Trump held a meeting with a group of high-profile business leaders at the White House early Friday, including Elon Musk, Jack Welch, EY Global’s Mark Weinberger and Stephen Schwarzman of the Blackstone Group.

Speaking on Fox Business TV after the meeting, which included talks on corporate tax reform, anchor Neil Cavuto said the stock market has performed very well since Trump’s election. “Are they frothy?” Cavuto asked. Schwarzmann replied with a twinkle in his eyes: “A lot of people have been buried trying to answer that question.”

‘Blue Skies’

Boosting the outlook for financial firms are expense cuts tied to deregulation, revenue growth resulting from this rollback and tax reform.

In January, KBW analyst Brian Kleinhanzl shared his views on the effect these three shifts could have on the profits of major banks and financial firms, like Bank of America and Wells Fargo.

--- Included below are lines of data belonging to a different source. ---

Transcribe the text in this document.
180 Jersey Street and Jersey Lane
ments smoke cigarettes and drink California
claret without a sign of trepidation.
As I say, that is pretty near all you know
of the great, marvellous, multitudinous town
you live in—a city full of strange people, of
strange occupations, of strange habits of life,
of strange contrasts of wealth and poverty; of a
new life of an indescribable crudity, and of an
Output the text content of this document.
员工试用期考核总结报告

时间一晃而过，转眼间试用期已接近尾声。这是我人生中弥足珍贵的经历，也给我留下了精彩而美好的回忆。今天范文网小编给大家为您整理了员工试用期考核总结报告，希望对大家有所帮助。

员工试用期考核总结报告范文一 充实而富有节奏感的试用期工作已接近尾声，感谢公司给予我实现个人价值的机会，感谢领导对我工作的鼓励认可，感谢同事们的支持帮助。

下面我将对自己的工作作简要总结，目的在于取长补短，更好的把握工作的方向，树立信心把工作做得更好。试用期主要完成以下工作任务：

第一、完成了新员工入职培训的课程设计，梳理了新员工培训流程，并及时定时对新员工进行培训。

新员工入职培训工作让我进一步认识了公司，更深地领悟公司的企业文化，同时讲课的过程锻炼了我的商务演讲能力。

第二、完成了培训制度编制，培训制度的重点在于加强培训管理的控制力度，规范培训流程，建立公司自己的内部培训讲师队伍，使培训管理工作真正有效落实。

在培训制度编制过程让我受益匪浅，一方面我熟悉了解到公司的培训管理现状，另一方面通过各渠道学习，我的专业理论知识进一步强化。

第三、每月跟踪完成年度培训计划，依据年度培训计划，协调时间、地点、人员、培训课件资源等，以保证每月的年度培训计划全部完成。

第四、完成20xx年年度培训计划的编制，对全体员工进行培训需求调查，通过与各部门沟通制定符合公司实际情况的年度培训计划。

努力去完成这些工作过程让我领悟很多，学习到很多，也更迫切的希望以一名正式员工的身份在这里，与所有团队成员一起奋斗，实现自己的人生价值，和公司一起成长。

He estimates between 24% to 38% upside to earnings in 2018 for the rollback, along with related growth in the economy and lower taxes. “We believe that [the large] banks can be big beneficiaries of less regulation, and we include a 5% expense reduction in our estimate and significant increases in trading and investment banking income.”

For instance, expense cuts alone from deregulation could boost earnings at Morgan Stanley and State Street by about 11-13% next year. Revenue growth could add another 7% or so to Morgan Stanley and Bank of America. And tax reform means 10-19% further earnings upside for most large banks.

The KBW analysts caution that the drop in regulation “may come at a cost,” however, as Republican proposals to amend Dodd-Frank “would require much higher capital levels at the biggest banks.”

These costs, they add, are not factored into the “Blue Skies” analysis.

As for DOL, many financial firms “have already taken steps and adjusted fees to restructure their businesses to comply with the rule,” according to equity analysts with Keefe, Bruyette & Woods in a report on Friday. The KBW team remains skeptical over how many of them “will reverse course simply because such a reversal may look like the firm is putting its interests ahead of its customers.”